Page 183 - Mahadelta: Manifesto Penguasaan Tanah Terlarang
P. 183
sebagian besar ponggawa yang berhasil tersebut adalah para migran yang
datang belakangan, kondisi ini secara tidak langsung telah menciptakan
disparitas ekonomi, sekaligus kecemburuan.
6.1.1 Oportunisme dan Pragmatisme Migran Bugis
Kecendrungan yang luar biasa untuk selalu mencari peluang ekonomi
yang lebih baik dimanapun dan kapanpun tampaknya menjadi ciri khas
yang tetap melekat dalam diri orang Bugis. Begitu kuatnya motif ekonomi
dalam setiap mobilitas yang dilakukan orang Bugis, memberikan kesan
bahwa peranan uang atau hartalah yang banyak menentukan nasib
dan status seseorang. Sangat banyak ulama yang menganggap usaha
memperkaya diri sebagai suatu kewajiban, sepanjang dilakukan secara
jujur dan halal (sappa’ dalle’ hallala’), karena memungkinkan seseorang
mampu membantu sesama yang kurang beruntung ( Pelras, 2006).
Orang Bugis, bahkan mempertaruhkan siri’-nya ketika merantau,
mereka “merasa malu bila tidak bisa pulang untuk memperlihatkan bukti
keberhasilannya di rantau”. Setelah meninggalkan tanah kelahirannya,
kadangkala hingga bertahun-tahun mereka tidak kembali, hanya untuk
mencari kekayaan hingga berhasil.
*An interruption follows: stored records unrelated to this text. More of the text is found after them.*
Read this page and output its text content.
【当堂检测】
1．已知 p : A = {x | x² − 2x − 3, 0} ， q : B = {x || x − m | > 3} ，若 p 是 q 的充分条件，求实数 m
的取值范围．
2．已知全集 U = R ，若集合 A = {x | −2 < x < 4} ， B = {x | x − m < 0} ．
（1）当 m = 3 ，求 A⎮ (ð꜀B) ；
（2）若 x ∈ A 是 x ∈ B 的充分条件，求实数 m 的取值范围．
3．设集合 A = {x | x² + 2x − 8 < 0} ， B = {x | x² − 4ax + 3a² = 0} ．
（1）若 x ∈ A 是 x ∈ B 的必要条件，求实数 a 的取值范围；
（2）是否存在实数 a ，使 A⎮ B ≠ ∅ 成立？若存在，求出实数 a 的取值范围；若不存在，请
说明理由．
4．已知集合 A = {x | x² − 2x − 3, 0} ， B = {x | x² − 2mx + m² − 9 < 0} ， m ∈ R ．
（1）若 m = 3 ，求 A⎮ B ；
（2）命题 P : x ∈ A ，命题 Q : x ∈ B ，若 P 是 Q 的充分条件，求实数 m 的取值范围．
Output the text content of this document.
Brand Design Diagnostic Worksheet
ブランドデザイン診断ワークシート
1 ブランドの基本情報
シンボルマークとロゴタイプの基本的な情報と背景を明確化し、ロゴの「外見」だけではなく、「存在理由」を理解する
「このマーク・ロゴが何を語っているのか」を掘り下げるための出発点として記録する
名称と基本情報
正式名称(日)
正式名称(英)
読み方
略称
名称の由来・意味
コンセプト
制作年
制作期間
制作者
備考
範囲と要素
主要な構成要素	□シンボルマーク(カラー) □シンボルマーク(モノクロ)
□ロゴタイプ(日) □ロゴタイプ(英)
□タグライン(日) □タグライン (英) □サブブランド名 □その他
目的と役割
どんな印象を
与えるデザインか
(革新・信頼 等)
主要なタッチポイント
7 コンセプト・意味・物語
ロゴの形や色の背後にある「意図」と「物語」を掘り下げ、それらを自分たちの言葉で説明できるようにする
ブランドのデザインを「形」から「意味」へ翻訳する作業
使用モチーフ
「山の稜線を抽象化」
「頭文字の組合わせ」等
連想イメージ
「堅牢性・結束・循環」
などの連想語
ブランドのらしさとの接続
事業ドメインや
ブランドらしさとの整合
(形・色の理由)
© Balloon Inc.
Menjadi orang yang berharta,
setidaknya juga menutup kemungkinan terjerumus menjadi Ata dan
19
kehilangan siri’. Dalam sejarahnya, nasib seorang Ata bahkan dapat
dirubah seketika menjadi To Maradeka hanya dengan membayar
20
sejumlah uang denda/tebusan.
Lebih jauh, Pelras (2006) bahkan menyebut para perantauan Bugis
bukan sekedar petani tradisional, akan tetapi mereka adalah pengusaha
berorientasi ekonomi. Berbeda dengan orang Jawa yang memiliki konsep
keberhasilan yang diukur berdasarkan kemampuan untuk semakin
memperluas sawah atau kebun guna mengintensifkan dan meningkatkan
produk pertanian, para petani Bugis justru memiliki pemikiran jauh
kedepan. Menurut Tanaka (1986), jika petani Bugis memperoleh uang
19. Budak/sahaya, bagi orang Bugis tidak ada siri’ yang lebih memalukan dibandingkan
terjerumus menjadi Ata.
20. Kelompok masyarakat non elit/masyarakat kelas bawah/masyarakat ekonomi marginal,
terutama dari kalangan orang kebanyakan dalam struktur feodal Bugis.